By Jonah Goldberg
Friday, February 01, 2013
The Republicans are doomed. Conservatism is over.
President Obama is conducting a mop-up operation at this point.
That’s the basic consensus in places like New York City;
Washington, D.C.; and other citadels of blue America.
And let’s be fair, liberals have every reason to gloat —
a little. The GOP has its troubles. Long-term demographic trends;
often-irrational animosity from Hollywood, the media, and academia; a thumbless
grasp of the culture on the part of many Republicans: All of these things
create a headwind for the party and the broader conservative movement.
But here’s the weird part. That’s all true of
presidential politics, but less so when it comes to state politics or even
other federal races. In 2010, the GOP had its best performance in congressional
races since 1938.
In North Carolina, a state that is supposed to represent
the trends benefitting Democrats — it’s attracting liberal northern
transplants, immigrants, high-tech workers, etc. — the GOP now has veto-proof
majorities in the state house and senate. Last November, North Carolina became
the 30th state with a GOP governor.
What gives?
There are a lot of possible explanations that are not
mutually exclusive. Obama is more popular than his party. Mitt Romney was less
popular than the ideas he had such a hard time expressing. Presidential
electorates are different.
This last one is definitely true when you compare who
voted in 2010 and who voted in 2012. The 2010 electorate was older and whiter.

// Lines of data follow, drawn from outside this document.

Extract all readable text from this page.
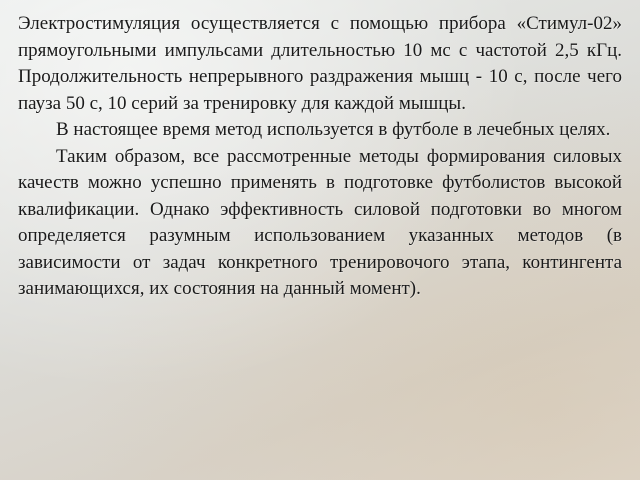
Электростимуляция осуществляется с помощью прибора «Стимул-02» прямоугольными импульсами длительностью 10 мс с частотой 2,5 кГц. Продолжительность непрерывного раздражения мышц - 10 с, после чего пауза 50 с, 10 серий за тренировку для каждой мышцы.

В настоящее время метод используется в футболе в лечебных целях.

Таким образом, все рассмотренные методы формирования силовых качеств можно успешно применять в подготовке футболистов высокой квалификации. Однако эффективность силовой подготовки во многом определяется разумным использованием указанных методов (в зависимости от задач конкретного тренировочого этапа, контингента занимающихся, их состояния на данный момент).
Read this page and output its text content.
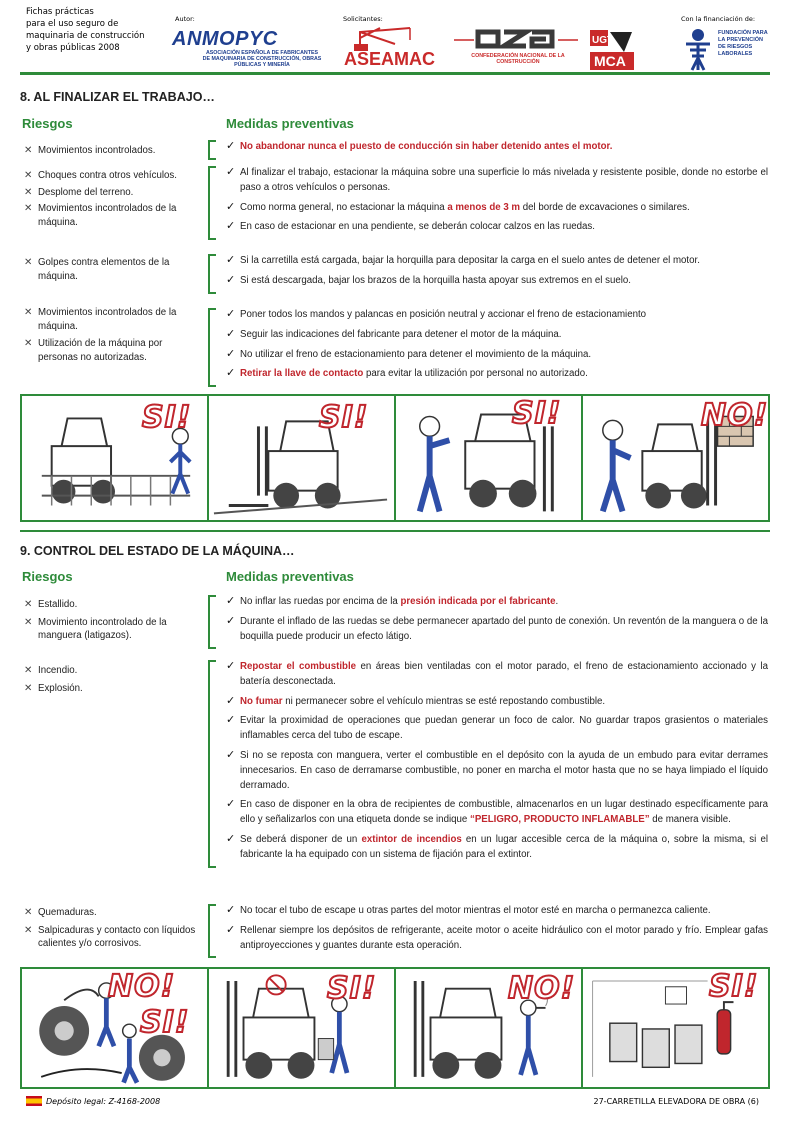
Fichas prácticas
para el uso seguro de
maquinaria de construcción
y obras públicas 2008
Autor:	Solicitantes:	Con la financiación de:
ANMOPYC
ASOCIACIÓN ESPAÑOLA DE FABRICANTES DE MAQUINARIA DE CONSTRUCCIÓN, OBRAS PÚBLICAS Y MINERÍA	ASEAMAC	CONFEDERACIÓN NACIONAL DE LA CONSTRUCCIÓN
UGT
MCA
FUNDACIÓN PARA LA PREVENCIÓN DE RIESGOS LABORALES
8. AL FINALIZAR EL TRABAJO…
Riesgos	Medidas preventivas
✕ Movimientos incontrolados.
✓	No abandonar nunca el puesto de conducción sin haber detenido antes el motor.
✕ Choques contra otros vehículos.
✕ Desplome del terreno.
✕ Movimientos incontrolados de la máquina.
✓ Al finalizar el trabajo, estacionar la máquina sobre una superficie lo más nivelada y resistente posible, donde no estorbe el paso a otros vehículos o personas.
✓ Como norma general, no estacionar la máquina a menos de 3 m del borde de excavaciones o similares.
✓ En caso de estacionar en una pendiente, se deberán colocar calzos en las ruedas.
✕ Golpes contra elementos de la máquina.
✓ Si la carretilla está cargada, bajar la horquilla para depositar la carga en el suelo antes de detener el motor.
✓ Si está descargada, bajar los brazos de la horquilla hasta apoyar sus extremos en el suelo.
✕ Movimientos incontrolados de la máquina.
✕ Utilización de la máquina por personas no autorizadas.
✓ Poner todos los mandos y palancas en posición neutral y accionar el freno de estacionamiento
✓ Seguir las indicaciones del fabricante para detener el motor de la máquina.
✓ No utilizar el freno de estacionamiento para detener el movimiento de la máquina.
✓ Retirar la llave de contacto para evitar la utilización por personal no autorizado.
SI!	SI!	SI!	NO!
9. CONTROL DEL ESTADO DE LA MÁQUINA…
Riesgos	Medidas preventivas
✕ Estallido.
✕ Movimiento incontrolado de la manguera (latigazos).
✓ No inflar las ruedas por encima de la presión indicada por el fabricante.
✓ Durante el inflado de las ruedas se debe permanecer apartado del punto de conexión. Un reventón de la manguera o de la boquilla puede producir un efecto látigo.
✕ Incendio.
✕ Explosión.
✓ Repostar el combustible en áreas bien ventiladas con el motor parado, el freno de estacionamiento accionado y la batería desconectada.
✓ No fumar ni permanecer sobre el vehículo mientras se esté repostando combustible.
✓ Evitar la proximidad de operaciones que puedan generar un foco de calor. No guardar trapos grasientos o materiales inflamables cerca del tubo de escape.
✓ Si no se reposta con manguera, verter el combustible en el depósito con la ayuda de un embudo para evitar derrames innecesarios. En caso de derramarse combustible, no poner en marcha el motor hasta que no se haya limpiado el líquido derramado.
✓ En caso de disponer en la obra de recipientes de combustible, almacenarlos en un lugar destinado específicamente para ello y señalizarlos con una etiqueta donde se indique “PELIGRO, PRODUCTO INFLAMABLE” de manera visible.
✓ Se deberá disponer de un extintor de incendios en un lugar accesible cerca de la máquina o, sobre la misma, si el fabricante la ha equipado con un sistema de fijación para el extintor.
✕ Quemaduras.
✕ Salpicaduras y contacto con líquidos calientes y/o corrosivos.
✓ No tocar el tubo de escape u otras partes del motor mientras el motor esté en marcha o permanezca caliente.
✓ Rellenar siempre los depósitos de refrigerante, aceite motor o aceite hidráulico con el motor parado y frío. Emplear gafas antiproyecciones y guantes durante esta operación.
NO!
SI!
SI!	NO!	SI!
Depósito legal: Z-4168-2008	27-CARRETILLA ELEVADORA DE OBRA (6)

The Obama coalition of 2012 included younger voters, minorities, and so-called
“low-information voters.”
No matter the merits of these observations, they don’t
fully explain why Republicans are doing so well on the policy front. In states
as diverse as Wisconsin, Indiana, Ohio, Nebraska, Michigan, New Jersey, Texas,
and a half-dozen others, Republicans have been implementing impressive — even
miraculous — reforms.
In pro-Obama Wisconsin, Governor Scott Walker beat back a
historic attack from organized labor. And Michigan — Michigan! — recently
became a right-to-work state, which I’m pretty sure is mentioned in the
AFL-CIO’s bylaws as a sign of the end times.
I think an overlooked part of the story is the fact that
Americans tend to see federal and local governments differently. At the local
level, people seem to have a better grasp that it’s their tax dollars at work.
They are far more sensitive to tax increases and more easily outraged by
spending boondoggles. They understand the importance of sustainable economic
growth.
This fact benefits Republicans, although state-level
Democrats tend to be more fiscally responsible at the local level as well.
(Rahm Emanuel is far more fiscally responsible as Chicago’s mayor than he ever
was as Obama’s chief of staff.)
Meanwhile, what gets Republicans elected at the local
level gets them in trouble at the federal level. Again, there are many reasons
for this. But I think one of them is that we’ve come to see the federal
government as some sort of mystical entity empowered to right all of the wrongs
in society. If there’s a problem, there “should” be a federal response, the
costs or feasibility of that response be damned.
While Romney’s infamous riff about the “47 percent” was
profoundly flawed, the simple reality is that millions of people who do, in
fact, pay federal income taxes do not care about those tax dollars in the same
way they care about their local tax dollars. This is true of people who get
more from the federal government than they pay in, but it’s also true for
millions of affluent voters as well.
Our presidents, Republican and Democrat alike, talk about
their “visions” for America, as if being a president requires you to impose
some quasi-religious vision on the country.
But the Democrats are simply better at talking about
government in spiritual terms. Indeed, such testifying is Obama’s one
indisputable gift. Democrats talk about the federal government doing things
we’d want God to do if God dabbled in public policy. They use the logic of
religion, which holds that there is a unitary and seamless nature to all good
things, and therefore no good thing government does should come at the expense
of some other good thing government might do. And, worst of all, they castigate
anyone who opposes more spending on, say, “the children” or “the environment”
as morally retrograde and “against children” and “against the environment.”
The challenge for Republicans is to convince the American
people that the government isn’t magic, and that all of its money is your
money, its debts your debts. I don’t think the GOP is doomed, but America might
be if Americans remain unconvinced too much longer.